Choose a tag to compare

@plind-junior plind-junior released this 26 May 15:55

[0.1.0] — 2026-05-26

Packaging

  • Published to PyPI as vouch-kb (the vouch name was already taken by an
    unrelated project); the installed command is still vouch. Install with
    pipx install vouch-kb. A tag-triggered release workflow publishes via PyPI
    Trusted Publishing (OIDC).

Added

  • Seed a cited starter source and claim during vouch init, print first-run
    next steps, and document a 30-second onboarding tour (#54).

Fixed

  • Add put_relation_idempotent() to KBStore and use it in supersede() and contradict() so retrying after a partial failure converges to a consistent state instead of raising ValueError.
  • Raise ProposalError("forbidden_self_approval") in proposals.approve() when approved_by == proposal.proposed_by, enforcing the review-gate guarantee documented in the README and CONTRIBUTING.
  • crystallize() now sets review.approver_role: trusted-agent context so single-agent sessions can be crystallized without hitting the forbidden_self_approval guard (#47).
  • Bundle import rejects tar members whose path escapes kb_dir (CVE-2007-4559, #9).
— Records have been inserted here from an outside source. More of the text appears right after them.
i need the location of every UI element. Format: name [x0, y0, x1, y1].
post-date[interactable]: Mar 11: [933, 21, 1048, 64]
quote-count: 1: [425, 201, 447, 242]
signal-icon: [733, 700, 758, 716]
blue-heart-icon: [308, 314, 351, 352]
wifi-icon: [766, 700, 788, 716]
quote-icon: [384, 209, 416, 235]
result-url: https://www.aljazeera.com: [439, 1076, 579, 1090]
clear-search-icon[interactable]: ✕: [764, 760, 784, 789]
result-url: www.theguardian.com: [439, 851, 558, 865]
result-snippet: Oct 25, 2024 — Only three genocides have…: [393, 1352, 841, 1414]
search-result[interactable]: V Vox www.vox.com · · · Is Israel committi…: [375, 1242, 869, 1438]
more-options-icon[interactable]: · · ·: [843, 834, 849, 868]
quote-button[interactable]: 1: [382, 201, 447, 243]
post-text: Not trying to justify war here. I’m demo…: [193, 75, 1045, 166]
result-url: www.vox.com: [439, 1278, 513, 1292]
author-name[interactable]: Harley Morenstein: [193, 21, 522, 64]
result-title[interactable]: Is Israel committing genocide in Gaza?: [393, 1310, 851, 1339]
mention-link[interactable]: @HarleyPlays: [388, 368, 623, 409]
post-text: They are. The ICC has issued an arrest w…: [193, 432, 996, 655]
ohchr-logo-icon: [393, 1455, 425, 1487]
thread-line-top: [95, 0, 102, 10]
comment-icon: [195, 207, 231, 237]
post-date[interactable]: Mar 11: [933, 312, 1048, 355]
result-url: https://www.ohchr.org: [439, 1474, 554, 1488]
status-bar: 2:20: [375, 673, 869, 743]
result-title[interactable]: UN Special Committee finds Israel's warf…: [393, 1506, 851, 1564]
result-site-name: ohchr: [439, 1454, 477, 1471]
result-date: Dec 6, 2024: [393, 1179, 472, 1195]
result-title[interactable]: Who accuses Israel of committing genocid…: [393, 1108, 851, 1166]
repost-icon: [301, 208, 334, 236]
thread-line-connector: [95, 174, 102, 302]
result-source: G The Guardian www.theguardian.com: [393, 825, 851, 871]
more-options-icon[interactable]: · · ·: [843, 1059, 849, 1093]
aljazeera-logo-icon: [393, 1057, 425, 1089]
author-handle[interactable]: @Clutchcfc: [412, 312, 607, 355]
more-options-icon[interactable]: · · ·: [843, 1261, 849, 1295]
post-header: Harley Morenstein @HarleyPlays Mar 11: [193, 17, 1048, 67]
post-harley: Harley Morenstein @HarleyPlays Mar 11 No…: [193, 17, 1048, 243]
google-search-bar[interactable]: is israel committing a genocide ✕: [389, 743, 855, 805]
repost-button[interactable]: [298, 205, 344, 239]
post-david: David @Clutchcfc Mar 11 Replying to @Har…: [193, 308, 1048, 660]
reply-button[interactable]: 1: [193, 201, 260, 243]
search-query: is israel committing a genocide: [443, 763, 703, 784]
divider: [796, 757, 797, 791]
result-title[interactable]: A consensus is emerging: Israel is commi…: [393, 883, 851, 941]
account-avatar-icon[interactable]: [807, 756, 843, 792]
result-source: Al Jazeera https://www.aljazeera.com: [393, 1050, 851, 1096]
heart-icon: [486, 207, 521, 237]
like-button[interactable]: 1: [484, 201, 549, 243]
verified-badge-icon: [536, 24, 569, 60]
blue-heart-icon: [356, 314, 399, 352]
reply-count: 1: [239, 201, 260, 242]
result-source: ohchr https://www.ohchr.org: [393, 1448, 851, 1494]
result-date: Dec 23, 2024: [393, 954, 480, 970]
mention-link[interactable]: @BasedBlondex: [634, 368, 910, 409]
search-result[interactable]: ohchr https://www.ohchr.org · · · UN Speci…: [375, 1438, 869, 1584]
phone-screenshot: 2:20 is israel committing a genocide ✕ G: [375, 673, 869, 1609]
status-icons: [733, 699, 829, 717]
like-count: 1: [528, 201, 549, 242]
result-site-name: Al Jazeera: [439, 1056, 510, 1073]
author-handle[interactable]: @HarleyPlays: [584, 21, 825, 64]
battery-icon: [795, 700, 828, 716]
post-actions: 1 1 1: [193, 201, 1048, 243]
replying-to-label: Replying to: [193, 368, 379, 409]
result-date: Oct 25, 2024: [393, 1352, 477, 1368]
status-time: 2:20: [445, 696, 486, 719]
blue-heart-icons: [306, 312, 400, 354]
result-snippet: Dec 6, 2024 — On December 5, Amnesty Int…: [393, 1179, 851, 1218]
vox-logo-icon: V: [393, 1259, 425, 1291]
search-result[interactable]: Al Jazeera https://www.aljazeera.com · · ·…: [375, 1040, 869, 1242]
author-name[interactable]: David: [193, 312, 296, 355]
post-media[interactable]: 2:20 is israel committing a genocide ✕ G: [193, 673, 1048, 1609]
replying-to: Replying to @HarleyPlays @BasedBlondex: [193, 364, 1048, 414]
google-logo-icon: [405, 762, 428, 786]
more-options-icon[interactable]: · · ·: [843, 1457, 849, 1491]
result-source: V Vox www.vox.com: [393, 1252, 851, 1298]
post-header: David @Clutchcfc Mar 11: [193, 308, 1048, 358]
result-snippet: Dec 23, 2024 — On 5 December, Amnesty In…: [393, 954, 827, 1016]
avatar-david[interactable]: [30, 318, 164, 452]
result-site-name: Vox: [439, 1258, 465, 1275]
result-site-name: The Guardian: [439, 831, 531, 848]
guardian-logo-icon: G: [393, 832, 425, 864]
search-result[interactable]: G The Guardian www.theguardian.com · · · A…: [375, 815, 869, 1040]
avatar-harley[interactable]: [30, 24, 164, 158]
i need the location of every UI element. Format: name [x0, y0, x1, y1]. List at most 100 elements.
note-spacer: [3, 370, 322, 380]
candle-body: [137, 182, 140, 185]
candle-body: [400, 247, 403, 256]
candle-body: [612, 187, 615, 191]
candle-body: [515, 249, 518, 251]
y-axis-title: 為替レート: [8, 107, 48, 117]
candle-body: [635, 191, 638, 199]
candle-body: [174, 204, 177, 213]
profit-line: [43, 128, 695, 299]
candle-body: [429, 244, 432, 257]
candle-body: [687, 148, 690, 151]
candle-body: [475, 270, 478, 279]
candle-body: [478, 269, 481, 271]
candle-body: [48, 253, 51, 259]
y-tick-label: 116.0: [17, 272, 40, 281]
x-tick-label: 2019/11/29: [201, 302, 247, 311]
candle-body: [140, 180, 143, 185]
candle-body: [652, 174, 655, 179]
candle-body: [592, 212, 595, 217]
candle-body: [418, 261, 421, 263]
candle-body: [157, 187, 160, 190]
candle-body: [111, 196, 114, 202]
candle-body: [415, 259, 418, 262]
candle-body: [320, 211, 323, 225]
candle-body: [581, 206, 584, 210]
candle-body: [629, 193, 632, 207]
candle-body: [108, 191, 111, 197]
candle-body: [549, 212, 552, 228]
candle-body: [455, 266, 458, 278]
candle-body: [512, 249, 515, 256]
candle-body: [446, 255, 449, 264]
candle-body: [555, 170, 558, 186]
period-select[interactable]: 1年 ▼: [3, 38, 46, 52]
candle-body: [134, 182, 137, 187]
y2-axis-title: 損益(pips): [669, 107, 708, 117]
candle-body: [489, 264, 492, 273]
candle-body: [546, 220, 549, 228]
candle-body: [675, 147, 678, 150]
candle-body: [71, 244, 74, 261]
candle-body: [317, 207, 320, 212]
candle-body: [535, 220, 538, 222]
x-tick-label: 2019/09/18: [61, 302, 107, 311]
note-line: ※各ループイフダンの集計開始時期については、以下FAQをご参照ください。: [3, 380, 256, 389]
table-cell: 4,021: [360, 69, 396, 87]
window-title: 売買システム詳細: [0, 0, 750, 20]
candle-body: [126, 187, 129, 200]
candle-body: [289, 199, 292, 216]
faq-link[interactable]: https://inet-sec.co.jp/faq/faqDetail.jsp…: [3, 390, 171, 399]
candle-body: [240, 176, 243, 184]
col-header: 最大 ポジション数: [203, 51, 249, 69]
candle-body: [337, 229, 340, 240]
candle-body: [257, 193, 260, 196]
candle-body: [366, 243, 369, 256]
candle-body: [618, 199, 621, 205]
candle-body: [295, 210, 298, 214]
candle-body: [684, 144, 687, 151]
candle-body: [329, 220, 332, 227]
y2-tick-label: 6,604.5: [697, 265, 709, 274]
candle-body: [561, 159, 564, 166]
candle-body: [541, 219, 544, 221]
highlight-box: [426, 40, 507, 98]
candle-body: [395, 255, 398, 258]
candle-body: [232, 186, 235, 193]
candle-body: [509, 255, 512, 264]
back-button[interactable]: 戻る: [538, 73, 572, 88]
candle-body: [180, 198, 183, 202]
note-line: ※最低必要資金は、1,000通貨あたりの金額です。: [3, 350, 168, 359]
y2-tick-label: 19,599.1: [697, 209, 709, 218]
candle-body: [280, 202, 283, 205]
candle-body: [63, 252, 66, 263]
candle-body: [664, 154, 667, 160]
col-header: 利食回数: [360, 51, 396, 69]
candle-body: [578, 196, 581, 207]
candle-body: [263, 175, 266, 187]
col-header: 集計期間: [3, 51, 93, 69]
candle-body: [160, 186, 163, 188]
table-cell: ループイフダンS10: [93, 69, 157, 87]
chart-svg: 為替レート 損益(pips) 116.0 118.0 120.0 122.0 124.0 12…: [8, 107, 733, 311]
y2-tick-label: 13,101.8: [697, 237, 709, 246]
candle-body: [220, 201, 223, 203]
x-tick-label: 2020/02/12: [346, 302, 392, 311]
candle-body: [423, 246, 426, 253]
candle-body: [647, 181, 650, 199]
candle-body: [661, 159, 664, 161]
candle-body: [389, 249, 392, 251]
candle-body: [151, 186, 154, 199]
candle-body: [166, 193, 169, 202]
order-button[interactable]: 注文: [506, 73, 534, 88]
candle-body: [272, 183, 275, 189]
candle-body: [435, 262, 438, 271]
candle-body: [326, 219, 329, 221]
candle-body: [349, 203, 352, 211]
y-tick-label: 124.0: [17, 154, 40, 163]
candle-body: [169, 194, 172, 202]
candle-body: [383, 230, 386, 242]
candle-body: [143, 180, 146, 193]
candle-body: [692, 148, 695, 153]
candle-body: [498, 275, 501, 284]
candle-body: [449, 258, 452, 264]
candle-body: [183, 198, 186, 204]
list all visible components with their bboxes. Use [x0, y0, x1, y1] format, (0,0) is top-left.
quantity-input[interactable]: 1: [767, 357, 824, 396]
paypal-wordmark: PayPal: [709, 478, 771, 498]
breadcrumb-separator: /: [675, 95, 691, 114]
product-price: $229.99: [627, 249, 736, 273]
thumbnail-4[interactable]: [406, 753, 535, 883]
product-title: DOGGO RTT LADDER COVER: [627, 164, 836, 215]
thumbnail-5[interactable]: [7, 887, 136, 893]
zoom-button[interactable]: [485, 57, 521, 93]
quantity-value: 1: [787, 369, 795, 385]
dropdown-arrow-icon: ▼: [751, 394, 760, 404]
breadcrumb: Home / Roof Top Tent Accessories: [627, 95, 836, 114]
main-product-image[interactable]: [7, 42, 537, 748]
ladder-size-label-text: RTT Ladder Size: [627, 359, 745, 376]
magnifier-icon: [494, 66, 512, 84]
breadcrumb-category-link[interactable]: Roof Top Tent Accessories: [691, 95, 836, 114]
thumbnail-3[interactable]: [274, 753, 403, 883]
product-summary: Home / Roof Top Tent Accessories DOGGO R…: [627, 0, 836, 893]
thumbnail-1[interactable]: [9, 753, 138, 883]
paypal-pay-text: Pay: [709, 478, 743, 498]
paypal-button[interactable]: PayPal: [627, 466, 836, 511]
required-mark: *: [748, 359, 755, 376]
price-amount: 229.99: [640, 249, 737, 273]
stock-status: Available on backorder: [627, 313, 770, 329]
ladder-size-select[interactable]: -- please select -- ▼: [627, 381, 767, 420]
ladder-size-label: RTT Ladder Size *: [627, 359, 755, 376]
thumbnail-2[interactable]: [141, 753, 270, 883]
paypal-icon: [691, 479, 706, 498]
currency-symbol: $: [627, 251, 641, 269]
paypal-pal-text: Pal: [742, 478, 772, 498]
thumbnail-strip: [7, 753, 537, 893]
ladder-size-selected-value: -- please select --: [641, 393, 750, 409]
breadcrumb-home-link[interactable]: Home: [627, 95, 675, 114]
Previously a crafted .tar.gz with a member named ../../evil.txt could write outside .vouch/; the manifest allow-list did not prevent this because the manifest lives inside the same tarball. import_apply, import_check, and export_check now validate every member path and raise on unsafe names.
  • Fix vouch search CLI: assign backend label per code path so substring fallback results are no longer mislabelled as fts5; update stale docstring to reflect multi-backend search surface (#52).
  • vouch crystallize now indexes its session-summary page into FTS5 so it surfaces from vouch search / kb.search / kb.context without a vouch index rebuild (#60).
  • Bundle export uses POSIX / separators in manifest.json and tar member names on every platform (Windows previously produced self-invalid bundles). Windows bundles produced before this fix should be re-exported.
  • bundle.import_check and bundle.import_apply now verify each tar member's sha256 against manifest.json (#74), so a tampered tarball with an unchanged manifest can no longer land attacker-controlled content; import_apply re-verifies at write time and refuses to record a bundle.import audit event on mismatch.